The principle of butter making is to agitate milk long enough to cause the cream to separate from the milk into little floating globules of fat, and then collect the globules into a lump. When on the trail, hanging the milk in a 10-lb. lard or syrup pail on a pony’s packsaddle or under the wagon would produce a little recognizable whitish butterfat by the end of the day.
There were a number of refinements of the process which made a better product.
I can remember very well how my grandmother made butter when we were pioneers. Grandmother was referred to as a “boss butter maker”, who always put her name on the parchment paper wrapper because she always got a premium price for any she took to the store. Bachelor homesteaders came for miles to barter for it when she was the only woman in the area.

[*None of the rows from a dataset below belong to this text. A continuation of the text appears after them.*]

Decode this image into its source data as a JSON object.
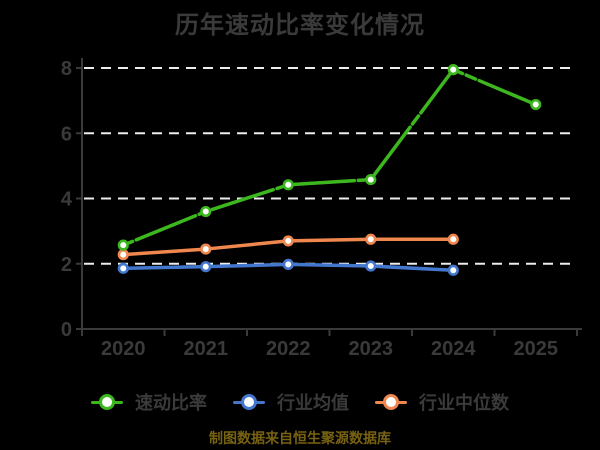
{
  "title": "历年速动比率变化情况",
  "caption": "制图数据来自恒生聚源数据库",
  "legend": [
    {
      "label": "速动比率",
      "color": "#3db71e"
    },
    {
      "label": "行业均值",
      "color": "#4377ce"
    },
    {
      "label": "行业中位数",
      "color": "#f0874e"
    }
  ],
  "colors": {
    "background": "#000000",
    "axis": "#3a3a3a",
    "tick_label": "#3a3a3a",
    "gridline": "#ededed",
    "marker_fill": "#ffffff",
    "caption": "#776112"
  },
  "chart_data": {
    "type": "line",
    "title": "历年速动比率变化情况",
    "categories": [
      "2020",
      "2021",
      "2022",
      "2023",
      "2024",
      "2025"
    ],
    "series": [
      {
        "name": "速动比率",
        "color": "#3db71e",
        "dashed": true,
        "values": [
          2.57,
          3.6,
          4.42,
          4.58,
          7.95,
          6.88
        ]
      },
      {
        "name": "行业均值",
        "color": "#4377ce",
        "dashed": false,
        "values": [
          1.86,
          1.91,
          1.98,
          1.93,
          1.8,
          null
        ]
      },
      {
        "name": "行业中位数",
        "color": "#f0874e",
        "dashed": false,
        "values": [
          2.28,
          2.45,
          2.7,
          2.75,
          2.75,
          null
        ]
      }
    ],
    "xlabel": "",
    "ylabel": "",
    "ylim": [
      0,
      8
    ],
    "yticks": [
      0,
      2,
      4,
      6,
      8
    ],
    "grid": "horizontal-dashed",
    "legend_position": "bottom",
    "source_note": "制图数据来自恒生聚源数据库"
  }
}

Grandmother’s butter making was a ritual, that began long before the cow was milked. It really started when she sowed an immense garden of carrots, sugar beets, turnips and potatoes in the spring. As long as there was no green grass, the huge black soup kettle on the back of the stove and, semi-cooked the cut up vegetables to be added to “chop” (ground-up oats, or barley) to make a “hot mash” for the evening feed. Turnips had to be fed after the evening milking or they tainted the milk. Pampered cows, given warm food and warm water, made more and richer milk, she said. Lots of milk in winter when many cows “dried” up gave the greatest profits for fresh butter.
Cleanliness was the magic word for her superlative product. Every utensil used in the process had to be scalded and dried on the sun, if possible, or covered with a clean bleached flour sack. All pails and pans were washed with hot baking soda solution –never soap because that left a coating that one could neither dissolve nor scour off. We called it “milk stone”. Grandmother said it harbored germs, which she said were responsible for what she called a “frowy” taste. When we knew we would be leaving the homestead to move to town, she put down extra butter in stoneware crocks, covered with brine “strong enough to float an egg”. Kept closely covered in a cool cellar, the contents survived a whole year, without turning “frowy”. In fact, she remarked when finally we had to buy some, that the last of her butter tasted better than the “fresh” butter from the store.